On the 3 times he has gone on a 'bike ride' around the neighborhood with one of his friends and the friend's dad's -- he HAS ended up here just to pop in & say 'hi'. I think that's actually pretty telling of the environment he has to deal with every day. That he feels 'free-er' to ask a FRIEND'S father to ride over here with him to say 'hi' to me than his own DAD.... And they do bike rides also. He just knows how his Dad feels about him seeing me.

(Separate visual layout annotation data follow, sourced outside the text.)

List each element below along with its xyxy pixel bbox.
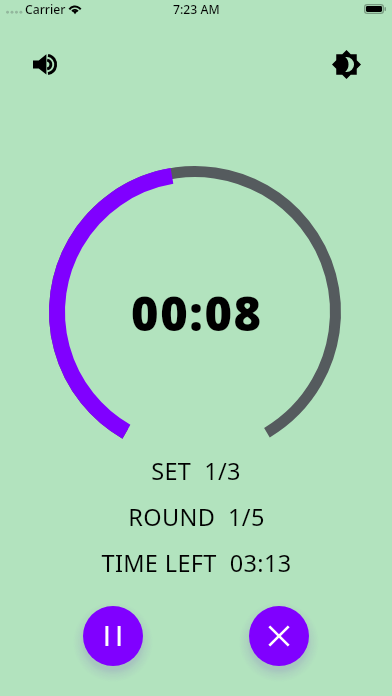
staticText: 00:08: [131, 281, 263, 345]
staticText: SET 1/3: [151, 455, 241, 487]
staticText: Carrier: [25, 1, 66, 18]
button[interactable]: Dark mode: [324, 42, 368, 86]
button[interactable]: Stop: [249, 606, 309, 666]
button[interactable]: Pause: [83, 606, 143, 666]
staticText: 7:23 AM: [173, 1, 220, 18]
staticText: TIME LEFT 03:13: [101, 547, 292, 579]
button[interactable]: Sound: [23, 42, 67, 86]
staticText: ROUND 1/5: [128, 501, 265, 533]
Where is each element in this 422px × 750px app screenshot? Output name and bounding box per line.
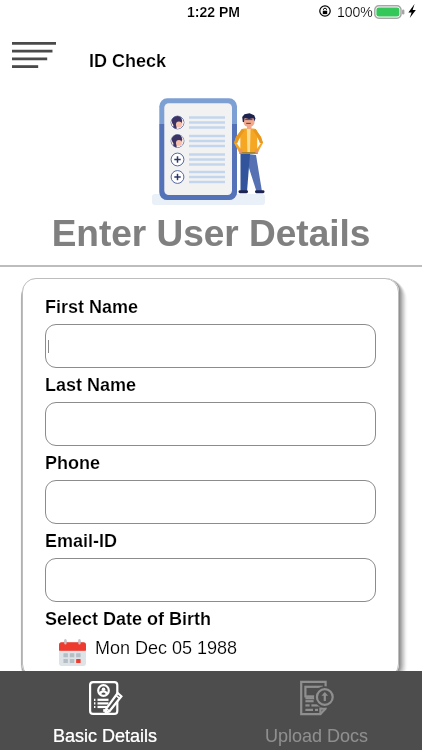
button[interactable]: Menu [4, 38, 64, 72]
staticText: 1:22 PM [187, 4, 240, 20]
staticText: Basic Details [53, 726, 158, 746]
button[interactable] [45, 558, 376, 602]
button[interactable] [45, 402, 376, 446]
staticText: Enter User Details [0, 213, 422, 254]
button[interactable]: Mon Dec 05 1988 [59, 636, 238, 664]
button[interactable] [45, 324, 376, 368]
staticText: Select Date of Birth [45, 609, 212, 629]
button[interactable]: Upload Docs [211, 671, 422, 750]
staticText: 100% [337, 4, 373, 20]
staticText: First Name [45, 297, 139, 317]
staticText: Mon Dec 05 1988 [95, 638, 238, 658]
button[interactable] [45, 480, 376, 524]
staticText: Last Name [45, 375, 137, 395]
staticText: ID Check [89, 51, 167, 71]
button[interactable]: Basic Details [0, 671, 211, 750]
staticText: Email-ID [45, 531, 118, 551]
staticText: Upload Docs [265, 726, 369, 746]
staticText: Phone [45, 453, 101, 473]
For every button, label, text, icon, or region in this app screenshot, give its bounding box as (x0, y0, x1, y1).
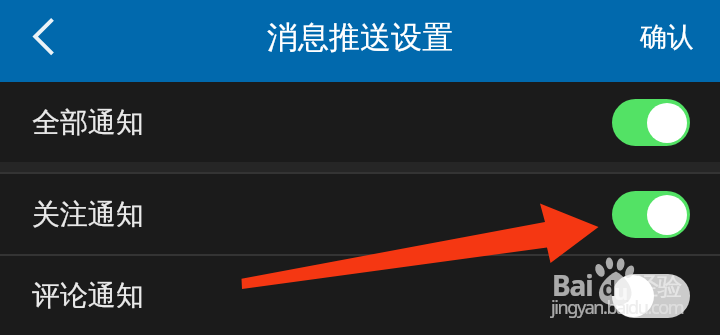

I never try to influence him in any way. Actually it was the GAL that first brought up he could make his own choice to him when she talked to him for the mod back in '06. He just has asked me if 'its true', and talks about that's what he wants to do in 1.5 years. I really don't even respond to it.

escape2paradise

Wow that is a dangerous idea to plant.  My X has influenced my DD to runaway twice.  The last time he was caught pretty much red handed.  We are in the middle of a custody dispute.  There are no problems in my home, other than X is trying his best to PAS my DD.  I support my DD relationship with X, though I have never been under any legal obligation to do so.  DD is 13, X has never been legally named as dad and I have always allowed and encourage visitation between the two.  X got married and now decides he wants to be a "real" dad.  Files a parentage action and wants custody.  DD is influenced heavily by him.  Though he has been involved with her since birth, he has always been a flake, canceling, too busy partying, drugging etc....Now he is finally showing her the attention she has longed for and she's eating it up.  She is also afraid dad will leave the state and "give up" on her as he has disappeared for months and months in the past and has threatened many times that if he doesn't get what he wants with this custody dispute he will leave her.  He has even told the GAL this.  My point is, that it is never okay to encourage a child to runaway.  It is foolish and  dangerous.  I realize you weren't advocating encouraging a child to do this.  My point is that this idea given to an idiot can cause some serious issues.  Also wanted to point out for any parents who choose to encourage the child to "vote with their feet" just may end up with the very short end of the stick as has my X.  No summer visitation period and is likely to be given supervised visits once school starts.